[Queen Sheba’s Ring by H. Rider Haggard]@TWC D-Link book
Queen Sheba’s Ring

CHAPTER XII
13/19

For a moment he seemed about to run, then changed his mind, clapped the helmet on his head, folded his arms and stood still, reminding me in some curious way, perhaps, because of the shortness of his thick figure, of a picture I had seen of the great Napoleon contemplating a disaster.
To describe what followed is extremely difficult, for we watched not one but several simultaneous scenes.

For instance, there were the lions, which did not behave as might have been expected.

I thought that they would rush through the doors and bound upon the victim, but whether it was because they had already been fed that afternoon or because they thought that a single human being was not worth the trouble, they acted differently.
Through the open gates they came, in two indolent yellow lines, male lions, female lions, half-grown lions, cub lions that cuffed each other in play, in all perhaps fifty or sixty of them.

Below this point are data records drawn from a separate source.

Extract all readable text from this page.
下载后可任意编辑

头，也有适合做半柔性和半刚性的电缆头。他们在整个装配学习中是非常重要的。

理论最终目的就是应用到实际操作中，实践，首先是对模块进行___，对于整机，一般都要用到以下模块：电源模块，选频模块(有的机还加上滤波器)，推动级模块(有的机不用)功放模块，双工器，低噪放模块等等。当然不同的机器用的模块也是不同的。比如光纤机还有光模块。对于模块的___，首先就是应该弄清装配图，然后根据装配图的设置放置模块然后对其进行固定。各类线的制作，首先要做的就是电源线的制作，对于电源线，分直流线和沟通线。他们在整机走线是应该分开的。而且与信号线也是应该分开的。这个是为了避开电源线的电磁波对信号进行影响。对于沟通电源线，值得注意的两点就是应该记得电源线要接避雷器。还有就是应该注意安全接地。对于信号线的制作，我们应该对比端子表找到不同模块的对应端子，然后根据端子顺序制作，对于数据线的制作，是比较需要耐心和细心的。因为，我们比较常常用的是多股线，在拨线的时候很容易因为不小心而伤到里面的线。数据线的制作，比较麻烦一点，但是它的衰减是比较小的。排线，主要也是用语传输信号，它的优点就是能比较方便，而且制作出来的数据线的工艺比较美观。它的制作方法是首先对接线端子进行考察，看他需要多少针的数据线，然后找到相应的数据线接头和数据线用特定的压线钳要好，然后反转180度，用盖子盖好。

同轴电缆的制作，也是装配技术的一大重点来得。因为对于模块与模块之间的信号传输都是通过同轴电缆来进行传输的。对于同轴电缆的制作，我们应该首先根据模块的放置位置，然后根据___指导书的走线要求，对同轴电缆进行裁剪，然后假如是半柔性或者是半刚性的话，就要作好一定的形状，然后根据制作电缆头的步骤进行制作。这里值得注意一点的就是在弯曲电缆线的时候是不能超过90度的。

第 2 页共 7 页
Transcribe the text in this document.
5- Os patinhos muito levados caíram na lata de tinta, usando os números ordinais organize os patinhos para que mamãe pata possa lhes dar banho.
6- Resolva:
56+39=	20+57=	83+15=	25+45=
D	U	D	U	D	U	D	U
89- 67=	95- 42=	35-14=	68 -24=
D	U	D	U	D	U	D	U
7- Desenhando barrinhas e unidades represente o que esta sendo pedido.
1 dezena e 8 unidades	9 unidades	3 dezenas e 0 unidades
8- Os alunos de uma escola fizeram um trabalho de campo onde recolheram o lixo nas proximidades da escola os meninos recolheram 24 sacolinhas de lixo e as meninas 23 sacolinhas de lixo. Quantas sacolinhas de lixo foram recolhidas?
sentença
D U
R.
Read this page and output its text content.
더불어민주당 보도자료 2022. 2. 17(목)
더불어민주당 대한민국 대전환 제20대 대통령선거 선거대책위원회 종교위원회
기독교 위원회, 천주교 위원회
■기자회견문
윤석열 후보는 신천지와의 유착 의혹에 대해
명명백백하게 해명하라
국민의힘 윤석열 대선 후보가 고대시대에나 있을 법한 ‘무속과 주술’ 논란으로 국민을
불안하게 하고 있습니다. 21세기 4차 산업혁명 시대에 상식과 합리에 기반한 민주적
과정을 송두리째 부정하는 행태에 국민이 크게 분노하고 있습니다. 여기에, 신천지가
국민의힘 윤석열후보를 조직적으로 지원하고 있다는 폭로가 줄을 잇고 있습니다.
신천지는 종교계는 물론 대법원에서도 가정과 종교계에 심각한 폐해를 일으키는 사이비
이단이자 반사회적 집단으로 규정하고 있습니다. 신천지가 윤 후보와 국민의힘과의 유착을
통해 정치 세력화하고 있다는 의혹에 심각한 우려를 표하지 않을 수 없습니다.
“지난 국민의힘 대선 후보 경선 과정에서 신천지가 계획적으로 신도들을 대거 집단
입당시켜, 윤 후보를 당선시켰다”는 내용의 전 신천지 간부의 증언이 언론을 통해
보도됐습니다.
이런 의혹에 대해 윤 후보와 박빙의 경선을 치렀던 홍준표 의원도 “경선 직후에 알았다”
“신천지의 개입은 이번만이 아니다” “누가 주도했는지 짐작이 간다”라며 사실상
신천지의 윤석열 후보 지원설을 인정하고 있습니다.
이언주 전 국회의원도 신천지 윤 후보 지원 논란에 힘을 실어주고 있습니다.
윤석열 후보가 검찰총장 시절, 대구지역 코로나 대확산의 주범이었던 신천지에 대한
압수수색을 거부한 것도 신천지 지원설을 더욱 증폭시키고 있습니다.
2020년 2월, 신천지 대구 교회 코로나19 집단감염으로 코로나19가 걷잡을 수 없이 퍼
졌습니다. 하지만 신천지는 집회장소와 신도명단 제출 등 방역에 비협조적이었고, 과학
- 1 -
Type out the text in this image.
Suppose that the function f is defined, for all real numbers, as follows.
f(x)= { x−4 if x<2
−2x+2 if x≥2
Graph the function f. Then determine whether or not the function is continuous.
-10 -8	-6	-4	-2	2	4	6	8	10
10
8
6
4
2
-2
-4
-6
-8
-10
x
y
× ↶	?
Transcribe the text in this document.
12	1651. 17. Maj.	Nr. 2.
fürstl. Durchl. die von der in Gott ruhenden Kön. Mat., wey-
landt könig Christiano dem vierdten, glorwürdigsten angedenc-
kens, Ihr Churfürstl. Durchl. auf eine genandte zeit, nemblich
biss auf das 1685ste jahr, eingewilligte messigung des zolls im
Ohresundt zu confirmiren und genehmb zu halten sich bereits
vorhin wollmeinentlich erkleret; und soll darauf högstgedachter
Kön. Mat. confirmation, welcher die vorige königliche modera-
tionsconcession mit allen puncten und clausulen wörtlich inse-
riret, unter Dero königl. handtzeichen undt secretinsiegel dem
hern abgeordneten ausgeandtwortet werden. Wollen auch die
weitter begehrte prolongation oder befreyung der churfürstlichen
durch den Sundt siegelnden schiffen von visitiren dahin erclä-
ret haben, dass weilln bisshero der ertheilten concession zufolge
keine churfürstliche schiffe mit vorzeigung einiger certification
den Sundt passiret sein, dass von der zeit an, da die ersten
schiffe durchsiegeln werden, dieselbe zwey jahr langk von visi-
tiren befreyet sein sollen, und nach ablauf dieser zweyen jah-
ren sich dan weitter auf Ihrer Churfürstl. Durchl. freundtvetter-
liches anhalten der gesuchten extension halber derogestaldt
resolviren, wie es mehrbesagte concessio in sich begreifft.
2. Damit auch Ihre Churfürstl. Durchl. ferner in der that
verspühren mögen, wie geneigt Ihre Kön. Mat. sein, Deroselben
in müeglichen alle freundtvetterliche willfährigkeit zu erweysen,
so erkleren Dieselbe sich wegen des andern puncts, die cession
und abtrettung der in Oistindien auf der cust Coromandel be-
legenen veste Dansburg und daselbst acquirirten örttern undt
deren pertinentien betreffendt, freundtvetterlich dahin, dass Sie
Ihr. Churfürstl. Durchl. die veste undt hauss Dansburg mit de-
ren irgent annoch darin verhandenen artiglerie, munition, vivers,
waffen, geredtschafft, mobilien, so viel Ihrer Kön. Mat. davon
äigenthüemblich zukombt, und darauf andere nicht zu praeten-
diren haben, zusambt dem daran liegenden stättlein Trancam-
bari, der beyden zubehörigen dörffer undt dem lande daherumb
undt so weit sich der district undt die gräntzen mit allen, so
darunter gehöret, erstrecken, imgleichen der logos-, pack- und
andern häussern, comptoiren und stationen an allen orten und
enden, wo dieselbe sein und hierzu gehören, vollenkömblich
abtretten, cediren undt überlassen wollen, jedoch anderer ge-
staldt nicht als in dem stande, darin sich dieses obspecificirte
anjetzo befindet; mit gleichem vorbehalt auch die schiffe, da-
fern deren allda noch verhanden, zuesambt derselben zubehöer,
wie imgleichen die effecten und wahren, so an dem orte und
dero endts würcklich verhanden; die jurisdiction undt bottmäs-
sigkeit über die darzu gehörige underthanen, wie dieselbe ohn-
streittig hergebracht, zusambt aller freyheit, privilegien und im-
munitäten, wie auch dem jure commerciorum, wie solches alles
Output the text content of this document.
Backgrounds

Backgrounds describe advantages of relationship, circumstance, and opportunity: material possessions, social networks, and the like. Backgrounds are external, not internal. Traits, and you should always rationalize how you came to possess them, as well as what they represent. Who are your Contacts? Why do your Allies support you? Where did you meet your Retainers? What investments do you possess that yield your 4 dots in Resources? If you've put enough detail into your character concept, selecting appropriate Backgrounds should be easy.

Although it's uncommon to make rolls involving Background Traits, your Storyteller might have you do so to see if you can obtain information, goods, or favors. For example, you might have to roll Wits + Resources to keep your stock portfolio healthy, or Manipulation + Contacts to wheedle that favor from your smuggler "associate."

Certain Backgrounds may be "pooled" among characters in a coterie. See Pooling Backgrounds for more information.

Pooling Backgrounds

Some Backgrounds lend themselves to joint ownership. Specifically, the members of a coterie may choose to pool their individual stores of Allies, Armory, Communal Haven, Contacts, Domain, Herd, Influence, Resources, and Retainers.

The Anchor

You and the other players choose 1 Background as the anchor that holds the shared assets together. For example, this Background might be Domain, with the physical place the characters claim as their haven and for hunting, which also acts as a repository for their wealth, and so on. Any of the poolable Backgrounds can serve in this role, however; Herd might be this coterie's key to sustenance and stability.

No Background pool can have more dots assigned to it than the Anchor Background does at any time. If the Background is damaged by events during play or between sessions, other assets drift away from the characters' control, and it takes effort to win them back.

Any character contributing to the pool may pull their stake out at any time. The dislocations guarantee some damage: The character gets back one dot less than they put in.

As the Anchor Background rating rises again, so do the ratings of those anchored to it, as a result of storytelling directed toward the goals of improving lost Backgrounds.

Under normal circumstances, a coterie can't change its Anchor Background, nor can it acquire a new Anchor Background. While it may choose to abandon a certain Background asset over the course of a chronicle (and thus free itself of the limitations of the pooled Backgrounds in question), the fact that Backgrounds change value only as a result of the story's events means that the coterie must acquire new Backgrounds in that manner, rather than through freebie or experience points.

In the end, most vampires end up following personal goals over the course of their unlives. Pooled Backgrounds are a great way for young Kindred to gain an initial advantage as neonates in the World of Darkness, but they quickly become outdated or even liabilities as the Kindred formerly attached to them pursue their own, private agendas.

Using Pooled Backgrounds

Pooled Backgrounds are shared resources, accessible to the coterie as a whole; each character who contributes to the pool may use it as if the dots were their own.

Of these only two or three looked towards the Professor, for none of them ran or galloped, while the rest spread over the den, some of them vanishing into the shadow at the edge of the surrounding cliff where the moonlight could not reach.
Here one of them, at any rate, must have travelled fast enough, for it seemed only a few seconds later that we heard a terrific yell beneath us, and craning over the rock I saw the Prince Joshua running up the ladder more swiftly than ever did any London lamplighter when I was a boy.
But quickly as he came, the long, thin, sinuous thing beneath came quicker.

It reared itself on its hind legs, it stretched up a great paw--I can see the gleaming claws in it now--and struck or hooked at poor Joshua.